On peut difficilement être plus explicite, vous en conviendrez. Et un peu plus loin :

« Sur le trait d’union, sur les accents et trémas, sur le pluriel des mots composés et des mots empruntés, sur l’harmonisation des familles de mots présentant aujourd’hui des contradictions, vous avez réussi à mettre au point des solutions simples, modérées et acceptables par tous. »

Bref, ce Rapport comble d’aise le premier ministre. Les experts ont bel et bien répondu à ses attentes. Du moins, c’est ce qu’il dit. Mais, en tant qu’homme politique, peut-il dire le contraire? J’en doute fort. Je me demande même s’il a lu ce Rapport au complet. Je ne peux évidemment pas répondre à sa place. Je me contente de poser la question. Car, si  je me mets dans la peau d’un premier ministre, i.e. de quelqu’un de très occupé — même en dehors des périodes de crise —, la lecture, complète, d’un tel rapport ne constituerait pas pour moi une priorité. Je ferais ce que bien d’autres font : je sauterais directement aux conclusions. Autrement dit, j’irais à l’essentiel. Et l’essentiel, on le trouve, au début de ce Rapport, dans un encadré intitulé Résumé. Et ce qu’on y lit, à propos du trait d’union, c’est ce que j’ai mentionné plus haut : « Un certain nombre de mots remplaceront le trait d’union par la soudure (exemple : portemonnaie comme portefeuille). » Rien de plus.
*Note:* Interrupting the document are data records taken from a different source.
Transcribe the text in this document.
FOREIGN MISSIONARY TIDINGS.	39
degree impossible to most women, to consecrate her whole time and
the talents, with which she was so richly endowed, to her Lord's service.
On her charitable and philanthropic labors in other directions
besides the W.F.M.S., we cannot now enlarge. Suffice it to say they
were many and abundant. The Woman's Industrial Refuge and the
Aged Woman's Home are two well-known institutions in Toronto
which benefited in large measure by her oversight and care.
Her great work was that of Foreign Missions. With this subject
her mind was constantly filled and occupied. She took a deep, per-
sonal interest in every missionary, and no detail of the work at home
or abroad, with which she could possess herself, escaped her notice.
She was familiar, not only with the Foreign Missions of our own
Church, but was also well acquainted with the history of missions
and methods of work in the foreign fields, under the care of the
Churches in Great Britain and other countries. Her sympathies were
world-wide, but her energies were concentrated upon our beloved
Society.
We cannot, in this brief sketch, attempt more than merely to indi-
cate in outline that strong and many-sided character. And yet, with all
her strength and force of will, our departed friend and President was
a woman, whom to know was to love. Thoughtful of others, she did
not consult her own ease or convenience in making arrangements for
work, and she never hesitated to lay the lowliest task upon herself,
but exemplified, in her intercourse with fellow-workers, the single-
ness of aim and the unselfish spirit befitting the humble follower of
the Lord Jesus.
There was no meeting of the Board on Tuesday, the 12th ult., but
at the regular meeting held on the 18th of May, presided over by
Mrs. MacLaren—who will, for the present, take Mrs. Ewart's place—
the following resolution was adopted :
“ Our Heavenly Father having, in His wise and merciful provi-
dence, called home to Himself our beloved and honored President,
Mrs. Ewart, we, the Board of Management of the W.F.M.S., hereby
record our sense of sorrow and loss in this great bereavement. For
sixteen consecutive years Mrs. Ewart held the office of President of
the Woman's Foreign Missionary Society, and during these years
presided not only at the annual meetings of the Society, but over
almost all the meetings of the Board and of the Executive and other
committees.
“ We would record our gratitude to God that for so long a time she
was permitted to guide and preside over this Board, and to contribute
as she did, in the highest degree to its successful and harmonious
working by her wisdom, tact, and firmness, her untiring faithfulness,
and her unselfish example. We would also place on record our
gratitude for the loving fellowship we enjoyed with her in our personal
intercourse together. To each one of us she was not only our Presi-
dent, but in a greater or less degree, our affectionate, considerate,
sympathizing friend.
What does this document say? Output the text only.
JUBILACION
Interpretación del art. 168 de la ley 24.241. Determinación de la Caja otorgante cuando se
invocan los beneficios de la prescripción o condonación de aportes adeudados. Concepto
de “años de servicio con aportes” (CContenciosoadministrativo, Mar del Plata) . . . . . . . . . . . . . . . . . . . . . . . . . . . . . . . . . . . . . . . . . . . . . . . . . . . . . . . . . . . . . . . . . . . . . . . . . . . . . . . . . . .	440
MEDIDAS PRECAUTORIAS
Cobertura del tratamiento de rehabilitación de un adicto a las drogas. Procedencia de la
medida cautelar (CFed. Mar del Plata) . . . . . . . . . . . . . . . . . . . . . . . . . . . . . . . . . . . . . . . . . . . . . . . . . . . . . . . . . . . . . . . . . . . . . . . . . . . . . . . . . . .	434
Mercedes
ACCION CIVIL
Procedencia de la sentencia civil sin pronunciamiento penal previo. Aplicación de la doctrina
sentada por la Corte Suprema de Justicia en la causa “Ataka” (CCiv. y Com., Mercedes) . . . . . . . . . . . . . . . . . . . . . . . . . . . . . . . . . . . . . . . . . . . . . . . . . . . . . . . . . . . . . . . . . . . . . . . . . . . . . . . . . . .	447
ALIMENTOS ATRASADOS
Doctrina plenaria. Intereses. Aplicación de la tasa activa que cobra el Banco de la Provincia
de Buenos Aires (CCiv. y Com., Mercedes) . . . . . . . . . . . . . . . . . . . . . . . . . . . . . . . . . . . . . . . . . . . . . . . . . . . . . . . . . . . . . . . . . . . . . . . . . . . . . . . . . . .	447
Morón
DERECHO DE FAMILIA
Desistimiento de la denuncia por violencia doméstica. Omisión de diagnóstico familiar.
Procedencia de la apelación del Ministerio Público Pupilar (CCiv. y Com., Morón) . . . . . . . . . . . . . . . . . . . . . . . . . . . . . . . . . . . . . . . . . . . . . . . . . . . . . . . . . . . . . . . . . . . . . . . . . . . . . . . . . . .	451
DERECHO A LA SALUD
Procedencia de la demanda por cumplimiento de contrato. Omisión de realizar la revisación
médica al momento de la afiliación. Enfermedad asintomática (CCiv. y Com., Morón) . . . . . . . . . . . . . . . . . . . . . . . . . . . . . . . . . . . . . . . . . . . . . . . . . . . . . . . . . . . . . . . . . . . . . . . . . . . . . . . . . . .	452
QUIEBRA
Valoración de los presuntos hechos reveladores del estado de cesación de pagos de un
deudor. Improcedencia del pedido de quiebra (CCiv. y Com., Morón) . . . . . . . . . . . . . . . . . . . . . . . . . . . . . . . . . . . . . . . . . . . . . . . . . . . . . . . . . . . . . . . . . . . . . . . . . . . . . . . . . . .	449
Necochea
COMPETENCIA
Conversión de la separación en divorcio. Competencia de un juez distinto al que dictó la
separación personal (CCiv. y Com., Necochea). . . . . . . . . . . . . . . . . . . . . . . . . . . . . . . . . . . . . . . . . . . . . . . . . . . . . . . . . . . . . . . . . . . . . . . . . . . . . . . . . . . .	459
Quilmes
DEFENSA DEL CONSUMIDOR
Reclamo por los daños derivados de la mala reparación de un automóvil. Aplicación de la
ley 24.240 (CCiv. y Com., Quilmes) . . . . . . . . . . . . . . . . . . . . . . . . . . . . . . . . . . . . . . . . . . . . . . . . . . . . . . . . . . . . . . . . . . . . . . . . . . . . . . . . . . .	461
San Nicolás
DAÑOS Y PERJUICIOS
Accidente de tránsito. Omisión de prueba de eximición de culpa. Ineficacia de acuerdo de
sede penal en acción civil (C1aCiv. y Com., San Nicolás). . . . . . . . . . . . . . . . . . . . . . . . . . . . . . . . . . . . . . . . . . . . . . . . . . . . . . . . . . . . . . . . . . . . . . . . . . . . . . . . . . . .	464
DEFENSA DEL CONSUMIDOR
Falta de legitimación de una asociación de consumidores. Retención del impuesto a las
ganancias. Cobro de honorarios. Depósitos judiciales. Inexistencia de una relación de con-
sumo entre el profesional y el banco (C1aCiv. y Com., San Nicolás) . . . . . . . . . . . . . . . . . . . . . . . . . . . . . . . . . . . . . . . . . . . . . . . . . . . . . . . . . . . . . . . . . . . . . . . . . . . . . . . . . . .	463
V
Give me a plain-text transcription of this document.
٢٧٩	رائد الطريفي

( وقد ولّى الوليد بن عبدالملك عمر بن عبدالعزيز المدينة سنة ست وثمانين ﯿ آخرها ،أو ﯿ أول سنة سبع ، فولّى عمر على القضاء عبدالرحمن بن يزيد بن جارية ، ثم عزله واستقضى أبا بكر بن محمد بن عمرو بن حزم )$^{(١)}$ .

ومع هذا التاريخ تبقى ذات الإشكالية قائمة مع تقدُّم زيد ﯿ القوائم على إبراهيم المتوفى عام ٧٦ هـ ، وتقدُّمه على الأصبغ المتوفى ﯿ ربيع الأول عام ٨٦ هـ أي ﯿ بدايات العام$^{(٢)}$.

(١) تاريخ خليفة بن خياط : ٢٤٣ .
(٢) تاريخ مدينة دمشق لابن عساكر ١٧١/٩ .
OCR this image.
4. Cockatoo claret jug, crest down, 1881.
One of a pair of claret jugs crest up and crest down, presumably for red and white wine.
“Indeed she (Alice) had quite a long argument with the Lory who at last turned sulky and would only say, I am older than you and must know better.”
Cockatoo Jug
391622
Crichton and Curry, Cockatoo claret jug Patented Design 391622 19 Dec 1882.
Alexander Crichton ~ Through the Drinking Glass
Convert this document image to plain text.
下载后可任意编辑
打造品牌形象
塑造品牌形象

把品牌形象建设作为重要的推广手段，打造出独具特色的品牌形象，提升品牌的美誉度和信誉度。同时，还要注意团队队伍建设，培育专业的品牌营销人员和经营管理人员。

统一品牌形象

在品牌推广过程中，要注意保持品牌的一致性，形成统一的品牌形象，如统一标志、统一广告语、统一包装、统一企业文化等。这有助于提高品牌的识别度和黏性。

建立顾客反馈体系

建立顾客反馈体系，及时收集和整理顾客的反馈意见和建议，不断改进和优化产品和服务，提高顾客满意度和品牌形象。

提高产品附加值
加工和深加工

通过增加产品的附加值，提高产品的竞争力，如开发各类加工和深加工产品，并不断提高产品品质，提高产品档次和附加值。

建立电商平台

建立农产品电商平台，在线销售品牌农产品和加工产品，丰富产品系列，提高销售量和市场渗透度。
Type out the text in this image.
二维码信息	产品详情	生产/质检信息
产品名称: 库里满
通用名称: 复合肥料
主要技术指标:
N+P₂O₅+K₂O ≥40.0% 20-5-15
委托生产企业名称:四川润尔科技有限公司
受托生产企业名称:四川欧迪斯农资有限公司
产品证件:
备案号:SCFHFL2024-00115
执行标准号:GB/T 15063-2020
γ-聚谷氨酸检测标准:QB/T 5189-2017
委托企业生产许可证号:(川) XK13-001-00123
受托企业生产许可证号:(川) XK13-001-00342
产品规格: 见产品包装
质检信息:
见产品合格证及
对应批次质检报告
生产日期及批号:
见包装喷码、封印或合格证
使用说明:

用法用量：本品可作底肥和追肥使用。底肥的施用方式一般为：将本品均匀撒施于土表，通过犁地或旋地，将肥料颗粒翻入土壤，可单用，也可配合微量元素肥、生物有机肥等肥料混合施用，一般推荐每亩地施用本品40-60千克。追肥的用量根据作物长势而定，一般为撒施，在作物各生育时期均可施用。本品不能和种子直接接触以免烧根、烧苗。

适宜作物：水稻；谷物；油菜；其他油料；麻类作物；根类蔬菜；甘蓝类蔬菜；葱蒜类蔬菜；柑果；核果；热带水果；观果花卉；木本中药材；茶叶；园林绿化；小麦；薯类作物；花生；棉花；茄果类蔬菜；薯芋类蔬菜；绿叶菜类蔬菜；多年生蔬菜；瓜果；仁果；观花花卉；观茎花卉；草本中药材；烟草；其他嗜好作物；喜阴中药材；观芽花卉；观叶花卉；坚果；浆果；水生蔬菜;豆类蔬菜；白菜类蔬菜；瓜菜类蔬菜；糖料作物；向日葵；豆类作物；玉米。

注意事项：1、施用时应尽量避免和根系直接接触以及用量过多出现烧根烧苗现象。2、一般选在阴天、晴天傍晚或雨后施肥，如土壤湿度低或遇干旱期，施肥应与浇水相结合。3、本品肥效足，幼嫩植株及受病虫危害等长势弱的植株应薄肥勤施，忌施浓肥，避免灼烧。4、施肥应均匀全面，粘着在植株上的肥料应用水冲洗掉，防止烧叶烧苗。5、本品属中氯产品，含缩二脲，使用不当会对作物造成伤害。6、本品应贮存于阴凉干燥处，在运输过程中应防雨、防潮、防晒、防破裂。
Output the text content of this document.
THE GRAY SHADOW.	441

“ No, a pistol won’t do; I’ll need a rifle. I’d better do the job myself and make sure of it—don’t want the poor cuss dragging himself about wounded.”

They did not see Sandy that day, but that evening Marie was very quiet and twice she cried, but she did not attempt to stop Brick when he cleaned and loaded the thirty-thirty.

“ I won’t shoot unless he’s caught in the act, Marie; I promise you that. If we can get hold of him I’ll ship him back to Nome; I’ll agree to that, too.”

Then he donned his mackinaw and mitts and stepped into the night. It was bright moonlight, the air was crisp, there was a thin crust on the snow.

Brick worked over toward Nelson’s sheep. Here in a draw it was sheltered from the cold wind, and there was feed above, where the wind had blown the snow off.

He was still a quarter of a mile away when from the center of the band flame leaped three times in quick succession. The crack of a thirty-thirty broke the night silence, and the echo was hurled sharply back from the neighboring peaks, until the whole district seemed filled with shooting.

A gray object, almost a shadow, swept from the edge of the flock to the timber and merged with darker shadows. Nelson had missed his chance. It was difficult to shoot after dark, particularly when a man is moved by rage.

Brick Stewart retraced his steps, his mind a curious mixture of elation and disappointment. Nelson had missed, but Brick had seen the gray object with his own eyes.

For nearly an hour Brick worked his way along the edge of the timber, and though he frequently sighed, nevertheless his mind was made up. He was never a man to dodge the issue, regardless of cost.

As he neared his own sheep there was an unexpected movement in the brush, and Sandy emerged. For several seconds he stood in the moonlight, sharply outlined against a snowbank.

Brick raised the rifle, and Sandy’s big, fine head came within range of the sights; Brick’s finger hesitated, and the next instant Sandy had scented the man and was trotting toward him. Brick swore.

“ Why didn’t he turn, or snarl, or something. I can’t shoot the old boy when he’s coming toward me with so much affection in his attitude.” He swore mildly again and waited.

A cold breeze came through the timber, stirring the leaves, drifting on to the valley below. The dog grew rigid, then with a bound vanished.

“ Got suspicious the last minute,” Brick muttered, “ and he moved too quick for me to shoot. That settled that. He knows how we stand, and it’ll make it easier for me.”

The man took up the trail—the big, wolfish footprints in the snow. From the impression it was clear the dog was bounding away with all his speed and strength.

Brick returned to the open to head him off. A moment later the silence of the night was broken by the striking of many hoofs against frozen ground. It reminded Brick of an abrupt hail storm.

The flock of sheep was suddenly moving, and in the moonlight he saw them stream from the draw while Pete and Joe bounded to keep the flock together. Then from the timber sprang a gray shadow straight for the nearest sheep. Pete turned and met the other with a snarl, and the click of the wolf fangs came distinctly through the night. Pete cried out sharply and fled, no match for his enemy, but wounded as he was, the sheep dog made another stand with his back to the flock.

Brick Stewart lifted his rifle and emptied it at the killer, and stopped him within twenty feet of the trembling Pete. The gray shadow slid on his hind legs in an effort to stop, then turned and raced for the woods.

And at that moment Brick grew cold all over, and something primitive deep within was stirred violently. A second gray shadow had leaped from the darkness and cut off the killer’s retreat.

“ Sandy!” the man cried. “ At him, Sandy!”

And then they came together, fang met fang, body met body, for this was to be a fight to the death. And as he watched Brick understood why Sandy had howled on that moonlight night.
Étant donné que cette courte phrase est tirée du Rapport lui-même, et non d’un quelconque compte rendu (ou compterendu, selon le Petit Larousse), elle ne peut que refléter fidèlement l’opinion des experts. Personne ne se risquerait à penser que les experts n’ont pas tout dit. Sauf peut-être… moi. Vous comprendrez bientôt pourquoi.

Cette proposition est-elle assez convaincante pour que je l’endosse sans réserves (ou sans réserve) ? Certains le penseront.  Moi, pas.

C’est en tant que simple utilisateur — je ne suis rien d’autre; surtout pas un linguiste —, que je vais vous dire ce que je pense de cette recommandation, sous sa forme résumée, la seule que les gens pressés vont lire ou que les prosélytes voudront  de préférence utiliser.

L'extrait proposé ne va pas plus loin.